Referring to Table 5 below, the EHP load of the hepatopancreas tissues determined in the experimental group was significantly reduced compared with that of the control group. These results demonstrate that the composition according to the present disclosure, which contains Enterococcus faecium EF08, Lactobacillus acidophilus LA1063, and Lactiplantibacillus plantarum LP28, can effectively inhibit the growth of EHP in bodies of Penaeus vannamei, and hence is effective against EHP infection.

	TABLE 5
	Group	EHP load (copy number/ng DNA)
	Control group	6.58 ± 4.5 × 103
	Experimental group	3.16 ± 1.38 × 102*
	*indicates that p < 0.05 when compared with the control group

In the description above, for the purposes of explanation, numerous specific details have been set forth in order to provide a thorough understanding of the embodiment(s). It will be apparent, however, to one skilled in the art, that one or more other embodiments may be practiced without some of these specific details. It should also be appreciated that reference throughout this specification to “one embodiment,” “an embodiment,” an embodiment with an indication of an ordinal number and so forth means that a particular feature, structure, or characteristic may be included in the practice of the disclosure. It should be further appreciated that in the description, various features are sometimes grouped together in a single embodiment, figure, or description thereof for the purpose of streamlining the disclosure and aiding in the understanding of various inventive aspects; such does not mean that every one of these features needs to be practiced with the presence of all the other features. In other words, in any described embodiment, when implementation of one or more features or specific details does not affect implementation of another one or more features or specific details, said one or more features may be singled out and practiced alone without said another one or more features or specific details. It should be further noted that one or more features or specific details from one embodiment may be practiced together with one or more features or specific details from another embodiment, where appropriate, in the practice of the disclosure.

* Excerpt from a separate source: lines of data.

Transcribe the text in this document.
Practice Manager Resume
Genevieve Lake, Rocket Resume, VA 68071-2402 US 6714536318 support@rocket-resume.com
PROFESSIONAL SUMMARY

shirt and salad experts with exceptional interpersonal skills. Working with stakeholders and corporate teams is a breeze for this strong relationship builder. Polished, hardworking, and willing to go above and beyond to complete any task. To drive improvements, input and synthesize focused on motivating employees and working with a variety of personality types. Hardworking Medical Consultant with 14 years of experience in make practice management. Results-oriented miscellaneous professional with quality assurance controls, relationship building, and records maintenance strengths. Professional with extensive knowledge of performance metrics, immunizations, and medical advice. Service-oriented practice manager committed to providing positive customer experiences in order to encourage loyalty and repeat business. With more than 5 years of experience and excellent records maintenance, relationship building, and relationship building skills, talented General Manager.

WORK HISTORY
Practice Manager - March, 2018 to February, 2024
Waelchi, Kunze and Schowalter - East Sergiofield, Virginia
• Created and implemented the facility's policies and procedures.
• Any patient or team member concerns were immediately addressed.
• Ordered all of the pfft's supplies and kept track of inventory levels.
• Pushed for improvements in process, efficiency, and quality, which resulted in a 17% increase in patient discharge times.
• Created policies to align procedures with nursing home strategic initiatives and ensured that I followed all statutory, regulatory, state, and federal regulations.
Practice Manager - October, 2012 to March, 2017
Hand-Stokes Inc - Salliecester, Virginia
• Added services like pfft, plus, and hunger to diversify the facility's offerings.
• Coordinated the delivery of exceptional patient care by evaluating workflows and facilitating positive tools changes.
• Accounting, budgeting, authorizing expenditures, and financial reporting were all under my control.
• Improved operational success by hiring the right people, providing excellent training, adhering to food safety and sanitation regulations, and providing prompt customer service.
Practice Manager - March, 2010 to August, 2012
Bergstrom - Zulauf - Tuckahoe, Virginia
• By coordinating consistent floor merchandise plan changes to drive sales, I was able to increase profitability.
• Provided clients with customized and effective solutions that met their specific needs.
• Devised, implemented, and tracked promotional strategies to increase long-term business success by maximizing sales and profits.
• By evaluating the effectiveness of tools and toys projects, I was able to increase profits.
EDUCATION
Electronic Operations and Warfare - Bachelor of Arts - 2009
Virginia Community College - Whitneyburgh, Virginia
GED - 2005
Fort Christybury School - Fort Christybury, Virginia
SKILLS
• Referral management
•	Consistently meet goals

While the disclosure has been described in connection with what is(are) considered the exemplary embodiment(s), it is understood that this disclosure is not limited to the disclosed embodiment(s) but is intended to cover various arrangements included within the spirit and scope of the broadest interpretation so as to encompass all such modifications and equivalent arrangements.